El sacrificio de Abraham

El sacrificio de Abraham

Podría ser un poema o la estética de un sacrificio o la ternura de desollar la angustia. Podemos desteñir nuestras ojeras con lejía. Podemos pintar las pirámides con yodo. Decir que la jaula es un corazón oxidado de verde. Podría ser una carta o un ensayo partido en cuántos cuchillos. La niña respira la enfermedad y sabe que sus ojos están manchados de esperma. Podría ser una sombra o una habitación que nos rompe la espalda. Aquí hemos venido a que el texto sea descuartizado, sea contemplado. El texto tiene que ser acción para ser recibido por el espectador. El lenguaje debe herir. El cuerpo debe vomitar lo que nos hace humanos.

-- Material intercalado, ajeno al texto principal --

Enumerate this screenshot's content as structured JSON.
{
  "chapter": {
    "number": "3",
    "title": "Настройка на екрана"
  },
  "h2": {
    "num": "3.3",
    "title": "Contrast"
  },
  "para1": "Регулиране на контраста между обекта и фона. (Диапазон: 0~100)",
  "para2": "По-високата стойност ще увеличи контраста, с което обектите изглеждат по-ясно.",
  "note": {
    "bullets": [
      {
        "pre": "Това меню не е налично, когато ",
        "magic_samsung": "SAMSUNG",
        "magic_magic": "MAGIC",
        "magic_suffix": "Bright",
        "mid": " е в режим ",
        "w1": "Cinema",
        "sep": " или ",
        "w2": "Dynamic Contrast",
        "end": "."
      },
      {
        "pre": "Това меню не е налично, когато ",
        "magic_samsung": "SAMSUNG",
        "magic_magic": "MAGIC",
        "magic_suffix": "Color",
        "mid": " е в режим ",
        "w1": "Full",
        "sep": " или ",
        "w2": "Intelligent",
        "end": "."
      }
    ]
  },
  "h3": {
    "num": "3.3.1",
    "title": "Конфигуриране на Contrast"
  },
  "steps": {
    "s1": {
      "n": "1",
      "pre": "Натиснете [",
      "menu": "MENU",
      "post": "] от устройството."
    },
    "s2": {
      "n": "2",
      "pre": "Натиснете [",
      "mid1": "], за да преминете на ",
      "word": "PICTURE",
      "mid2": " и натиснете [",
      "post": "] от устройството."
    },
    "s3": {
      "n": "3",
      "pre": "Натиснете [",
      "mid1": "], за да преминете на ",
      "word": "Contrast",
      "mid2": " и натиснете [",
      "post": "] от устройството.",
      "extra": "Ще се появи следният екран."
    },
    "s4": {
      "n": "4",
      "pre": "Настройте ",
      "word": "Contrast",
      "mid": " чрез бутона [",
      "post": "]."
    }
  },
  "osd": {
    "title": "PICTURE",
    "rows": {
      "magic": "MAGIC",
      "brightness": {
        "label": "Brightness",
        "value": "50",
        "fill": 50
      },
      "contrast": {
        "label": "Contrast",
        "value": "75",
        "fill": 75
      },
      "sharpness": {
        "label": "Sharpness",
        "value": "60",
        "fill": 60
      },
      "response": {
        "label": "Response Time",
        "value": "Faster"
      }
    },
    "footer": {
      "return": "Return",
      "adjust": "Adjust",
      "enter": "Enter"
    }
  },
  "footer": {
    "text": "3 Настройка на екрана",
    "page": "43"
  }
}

Para Antonin Artaud el teatro es la enfermedad. Para Angélica Liddell el teatro es el lugar donde se puede manifestar la angustia. La angustia trasgrede la norma, la sociedad y la vida. La angustia rompe con los límites del pensamiento. La angustia rompe con la hipocresía. Tanto para Antonin Artaud como Angélica Liddell el teatro debe ser un ritual donde la primera intención no es derramar la sangre, sino provocar al espectador una conmoción. La palabra muere en la escena. El teatro es el lugar del sacrificio. El cuerpo se sacrifica para que sobreviva la palabra. Angélica Liddell es una dramaturga imprescindible para estudiar el teatro posvanguardista. Es una dramaturga que en sus puestas de escenas se sacrifica, sacrifica su cuerpo, pero no en un sentido nihilista, todo lo contrario, sino que el cuerpo herido establece una comunicación con el espectador. Quiere que a través de la herida, el espectador se sienta conmocionado, es una reacción muy propia de la catarsis aristotélica.

El teatro de Angélica Liddell en ese sentido no es innovador, no es revolucionario. No quiero decir que no sea revolucionaria, no, Angélica Liddell sí es una dramaturga que busca  la acción revolucionaria, que rompa con todos los esquemas tradicionales de la sociedad, quiere que el espectador reaccione y actúe de una forma determinada en la sociedad. Por lo tanto el  sacrificio no es solo catártico, sino también es poético, es revolucionario, es un sacrificio que debe significar la superación de la angustia.